Cosa sta avvenendo nel mondo delle banche italiane? L’aggregarsi da banche nazionali ad europee è non solo inevitabile, ma auspicabile se esistono regolamenti di governi e Banca centrale europea in grado di evitare ingiusti profitti
di Alberto Ferrucci
pubblicato su Città Nuova il 03/12/2024
L’Unicredit, il secondo istituto bancario italiano, già presente in varie nazioni europee, ha rivelato in un primo tempo il suo progetto di acquisire Commerzbank, la seconda banca tedesca, e successivamente l’intento di acquisire anche la Banca Popolare di Milano BPM, creando così il primo gruppo bancario della Unione Europea.
Negli ultimi anni gli utili particolarmente consistenti degli istituti bancari hanno risanato i conti delle piccole banche e soprattutto riempito le casseforti di quelle più grandi: così gli amministratori di quest’ultime, dopo aver distribuito generosi dividendi, si trovano a disporre di ulteriori risorse da utilizzare.
Il modo più semplice è riacquistare azioni proprie: togliendole dal mercato si aumenta il valore di quelle rimanenti ed i premi per gli amministratori: una via più coraggiosa è utilizzarle per aprire nuovi settori o mercati, effettuando acquisizioni e fondendosi con aziende valide che in essi operano.

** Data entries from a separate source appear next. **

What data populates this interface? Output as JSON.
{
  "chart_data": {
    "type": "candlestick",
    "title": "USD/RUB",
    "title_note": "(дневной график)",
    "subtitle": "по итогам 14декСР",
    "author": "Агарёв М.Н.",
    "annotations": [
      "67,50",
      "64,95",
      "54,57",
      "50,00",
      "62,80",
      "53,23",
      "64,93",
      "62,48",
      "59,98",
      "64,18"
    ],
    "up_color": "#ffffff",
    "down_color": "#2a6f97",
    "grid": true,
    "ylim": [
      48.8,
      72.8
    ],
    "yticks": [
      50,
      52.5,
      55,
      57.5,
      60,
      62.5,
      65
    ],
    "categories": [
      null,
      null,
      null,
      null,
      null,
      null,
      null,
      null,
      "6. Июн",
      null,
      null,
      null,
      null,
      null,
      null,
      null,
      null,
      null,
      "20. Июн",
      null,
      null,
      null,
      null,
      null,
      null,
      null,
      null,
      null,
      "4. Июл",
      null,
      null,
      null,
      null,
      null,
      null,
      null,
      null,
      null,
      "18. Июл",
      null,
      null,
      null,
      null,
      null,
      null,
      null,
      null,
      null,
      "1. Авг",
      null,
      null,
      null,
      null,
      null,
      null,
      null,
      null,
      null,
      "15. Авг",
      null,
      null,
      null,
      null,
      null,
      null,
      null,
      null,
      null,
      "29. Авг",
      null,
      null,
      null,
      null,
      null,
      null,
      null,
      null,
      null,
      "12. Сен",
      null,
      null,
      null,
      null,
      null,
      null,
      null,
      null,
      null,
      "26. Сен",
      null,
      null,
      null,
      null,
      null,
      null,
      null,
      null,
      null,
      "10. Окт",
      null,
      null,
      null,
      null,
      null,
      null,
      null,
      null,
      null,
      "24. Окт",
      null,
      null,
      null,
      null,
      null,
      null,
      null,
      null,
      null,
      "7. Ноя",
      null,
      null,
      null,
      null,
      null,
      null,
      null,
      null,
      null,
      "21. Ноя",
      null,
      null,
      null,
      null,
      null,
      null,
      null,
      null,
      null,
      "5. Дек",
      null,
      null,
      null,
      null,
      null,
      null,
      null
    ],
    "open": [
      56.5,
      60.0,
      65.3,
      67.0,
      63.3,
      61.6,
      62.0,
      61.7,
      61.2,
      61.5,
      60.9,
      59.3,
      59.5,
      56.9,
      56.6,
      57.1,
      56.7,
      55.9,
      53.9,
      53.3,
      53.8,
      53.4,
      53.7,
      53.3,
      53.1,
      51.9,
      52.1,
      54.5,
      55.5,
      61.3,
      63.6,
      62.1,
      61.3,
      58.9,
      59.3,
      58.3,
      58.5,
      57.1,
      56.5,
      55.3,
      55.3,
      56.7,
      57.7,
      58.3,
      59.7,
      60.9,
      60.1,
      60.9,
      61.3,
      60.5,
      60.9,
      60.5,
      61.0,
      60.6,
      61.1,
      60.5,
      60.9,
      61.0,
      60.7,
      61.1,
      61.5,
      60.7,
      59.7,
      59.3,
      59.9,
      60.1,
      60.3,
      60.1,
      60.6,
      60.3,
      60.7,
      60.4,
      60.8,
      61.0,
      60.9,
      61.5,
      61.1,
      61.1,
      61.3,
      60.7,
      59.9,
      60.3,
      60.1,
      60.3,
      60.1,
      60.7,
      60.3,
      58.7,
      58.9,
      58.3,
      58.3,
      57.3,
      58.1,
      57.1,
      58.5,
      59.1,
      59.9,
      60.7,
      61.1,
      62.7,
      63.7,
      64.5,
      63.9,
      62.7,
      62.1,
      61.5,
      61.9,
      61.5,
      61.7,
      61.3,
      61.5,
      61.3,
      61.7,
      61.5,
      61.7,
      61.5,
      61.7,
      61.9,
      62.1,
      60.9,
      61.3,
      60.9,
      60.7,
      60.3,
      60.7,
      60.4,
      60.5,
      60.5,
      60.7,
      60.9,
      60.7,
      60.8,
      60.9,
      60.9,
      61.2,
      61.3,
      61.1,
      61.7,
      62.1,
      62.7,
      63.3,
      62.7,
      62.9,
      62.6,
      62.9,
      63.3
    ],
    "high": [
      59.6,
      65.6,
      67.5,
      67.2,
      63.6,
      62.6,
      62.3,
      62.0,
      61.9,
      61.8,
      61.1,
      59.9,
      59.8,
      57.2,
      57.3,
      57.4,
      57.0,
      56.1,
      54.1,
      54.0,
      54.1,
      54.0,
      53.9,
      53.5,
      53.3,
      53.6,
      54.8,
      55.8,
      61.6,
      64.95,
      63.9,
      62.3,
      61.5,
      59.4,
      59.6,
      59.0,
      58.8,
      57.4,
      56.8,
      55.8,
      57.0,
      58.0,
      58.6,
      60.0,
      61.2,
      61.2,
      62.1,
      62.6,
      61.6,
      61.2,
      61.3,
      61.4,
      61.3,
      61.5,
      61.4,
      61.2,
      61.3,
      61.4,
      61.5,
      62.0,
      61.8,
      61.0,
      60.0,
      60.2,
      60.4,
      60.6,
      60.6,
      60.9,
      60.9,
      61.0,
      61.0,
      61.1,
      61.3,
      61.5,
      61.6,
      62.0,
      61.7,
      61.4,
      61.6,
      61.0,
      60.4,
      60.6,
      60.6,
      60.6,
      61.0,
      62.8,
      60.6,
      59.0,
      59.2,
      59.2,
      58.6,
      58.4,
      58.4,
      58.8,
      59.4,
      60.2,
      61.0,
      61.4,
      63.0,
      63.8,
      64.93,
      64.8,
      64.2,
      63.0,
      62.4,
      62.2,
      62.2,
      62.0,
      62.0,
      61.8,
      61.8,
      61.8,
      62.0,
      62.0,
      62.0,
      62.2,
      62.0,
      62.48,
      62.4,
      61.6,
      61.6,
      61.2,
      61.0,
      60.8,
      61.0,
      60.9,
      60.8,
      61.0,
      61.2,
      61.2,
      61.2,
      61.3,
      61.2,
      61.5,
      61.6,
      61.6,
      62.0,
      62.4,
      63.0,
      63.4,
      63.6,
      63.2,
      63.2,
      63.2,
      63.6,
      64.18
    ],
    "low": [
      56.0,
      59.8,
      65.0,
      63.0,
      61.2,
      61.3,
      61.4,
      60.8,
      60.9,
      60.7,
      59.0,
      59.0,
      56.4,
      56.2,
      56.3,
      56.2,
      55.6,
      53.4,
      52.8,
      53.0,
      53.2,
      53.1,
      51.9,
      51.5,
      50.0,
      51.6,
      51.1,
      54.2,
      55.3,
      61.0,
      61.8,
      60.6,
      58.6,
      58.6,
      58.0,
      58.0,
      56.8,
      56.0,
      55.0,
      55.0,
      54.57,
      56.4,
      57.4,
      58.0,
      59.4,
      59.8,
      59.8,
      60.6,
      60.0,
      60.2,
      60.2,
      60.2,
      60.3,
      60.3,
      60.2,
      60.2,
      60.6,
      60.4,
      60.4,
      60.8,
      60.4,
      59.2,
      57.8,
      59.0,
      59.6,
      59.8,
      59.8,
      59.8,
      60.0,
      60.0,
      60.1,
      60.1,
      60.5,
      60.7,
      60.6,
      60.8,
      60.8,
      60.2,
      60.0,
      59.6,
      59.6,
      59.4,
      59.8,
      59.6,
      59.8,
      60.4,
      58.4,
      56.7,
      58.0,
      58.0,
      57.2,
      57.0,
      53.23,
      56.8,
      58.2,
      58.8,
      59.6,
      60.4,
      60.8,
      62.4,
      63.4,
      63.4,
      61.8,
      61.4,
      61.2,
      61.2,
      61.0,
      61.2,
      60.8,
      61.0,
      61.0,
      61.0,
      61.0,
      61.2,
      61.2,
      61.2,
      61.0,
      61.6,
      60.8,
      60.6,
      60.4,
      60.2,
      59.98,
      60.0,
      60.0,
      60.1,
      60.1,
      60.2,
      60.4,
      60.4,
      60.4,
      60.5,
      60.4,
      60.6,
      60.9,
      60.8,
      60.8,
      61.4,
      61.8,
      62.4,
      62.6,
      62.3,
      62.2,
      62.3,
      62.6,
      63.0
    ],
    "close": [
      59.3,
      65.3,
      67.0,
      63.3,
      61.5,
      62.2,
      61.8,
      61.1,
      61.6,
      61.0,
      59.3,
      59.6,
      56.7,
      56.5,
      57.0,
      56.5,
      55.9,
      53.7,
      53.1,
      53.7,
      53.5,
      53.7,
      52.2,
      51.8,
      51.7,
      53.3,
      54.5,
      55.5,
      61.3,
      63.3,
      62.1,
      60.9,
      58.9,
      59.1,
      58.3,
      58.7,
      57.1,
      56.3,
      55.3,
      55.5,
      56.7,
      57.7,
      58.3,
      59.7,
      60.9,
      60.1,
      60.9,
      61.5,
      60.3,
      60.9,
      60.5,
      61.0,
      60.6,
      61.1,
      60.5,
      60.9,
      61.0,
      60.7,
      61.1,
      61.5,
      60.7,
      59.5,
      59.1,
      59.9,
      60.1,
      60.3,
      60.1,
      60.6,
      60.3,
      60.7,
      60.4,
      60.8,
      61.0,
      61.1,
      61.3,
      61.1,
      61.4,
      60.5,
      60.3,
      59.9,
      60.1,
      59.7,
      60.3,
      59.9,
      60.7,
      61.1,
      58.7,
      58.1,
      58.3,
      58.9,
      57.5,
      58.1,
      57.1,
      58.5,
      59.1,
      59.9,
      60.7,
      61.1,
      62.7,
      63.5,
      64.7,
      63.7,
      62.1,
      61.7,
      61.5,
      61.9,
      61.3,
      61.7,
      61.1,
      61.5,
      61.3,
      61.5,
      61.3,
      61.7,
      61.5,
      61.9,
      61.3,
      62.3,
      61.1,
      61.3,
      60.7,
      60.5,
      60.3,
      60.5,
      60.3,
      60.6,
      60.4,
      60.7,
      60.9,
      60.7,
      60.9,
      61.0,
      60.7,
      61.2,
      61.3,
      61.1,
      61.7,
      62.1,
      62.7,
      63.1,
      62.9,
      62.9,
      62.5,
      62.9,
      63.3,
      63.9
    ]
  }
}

Questi eventi ricordano quelle illustrazioni che descrivono il capitalismo come seguace della legge di natura: il pesce piccolo sta per essere ingoiato da un pesce più grande, che a sua volta sta per essere ingoiato da un pesce ancora più grande, e così via; eppure, si tratta di normali operazioni di mercato tra istituti soggetti alle regole ed alla sorveglianza della Banca Centrale Europea in Paesi che utilizzano la stessa moneta.
Operazioni che non richiedono l’assenso dei governi: le azioni di Commerzbank sono state vendute ad Unicredit dal governo tedesco, che doveva uscirne dopo averla risanata: eppure l’iniziativa crea perplessità, i tedeschi forse temono di essere in futuro portati a dover sanare una azienda che possiede una grande quantità di titoli del debito pubblico italiano, qui visti con sospetto.
Parimenti, vari esponenti del governo italiano sembrano non gradire l’interesse di Unicredit per la Banca Popolare di Milano (BPM), che attualmente sta togliendo le castagne dal fuoco al Ministero del Tesoro, acquisendo con i privati Del Vecchio (Delfin) e Caltagirone, il controllo del Monte dei Paschi di Siena (MPS), e così creando, dopo Banca Intesa e Unicredit, il Terzo Polo bancario italiano.
L’MPS, la più antica banca del mondo in esercizio, era entrata in profonda crisi dopo la acquisizione nel 2007 di Banca Antonveneta e le successive spericolate operazioni finanziarie: è stata salvata nel 2017 dal Ministero del Tesoro, ed adesso deve essere restituita al mercato: meglio se a soci più graditi rispetto ad Unipol, posseduta dalla Federazione delle Cooperative di Bologna.
Naturalmente le acquisizioni non sono ben viste da chi le amministra perché la loro azienda esce dal mercato azionario ed essi perdono di libertà di iniziativa: non sono ben viste dai sindacati dei lavoratori, dato che i risparmi che ne derivano originano dalla riduzione di personale: in particolare nel mondo bancario del presente, in cui il diffondersi delle operazioni per via telematica già spinge ad una drastica riduzione delle filiali delle banche nel territorio.
Che dire di queste fusioni? A mio parere meglio andare per gradi, lasciando nascere il terzo polo bancario italiano, in attesa che Unicredit, intanto, realizzi con Commerzbank, se non il primo, il terzo polo bancario europeo: quello che sarà lo dirà il mercato e la BCE.
Per chi crede all’Europa ed alla sua missione positiva nel mondo di oggi e domani, l’aggregarsi da banche nazionali ad europee è non solo inevitabile, ma auspicabile: più importante sarebbe conoscere, piuttosto che la nazionalità di chi questi istituti finanziari gestisce, gli obiettivi e gli orientamenti dei loro amministratori.
Il nostro governo e la BCE dovrebbero invece esprimere regolamenti utili ad evitare profitti ingiusti delle banche legati al variare dei tassi di interesse indotti dall’inflazione. Le risorse che le banche accumulano in questi frangenti non nascono dal nulla: sono risorse sottratte alla comunità ed a persone che dopo aver affidato loro i pochi sudati risparmi non hanno le armi per difenderli.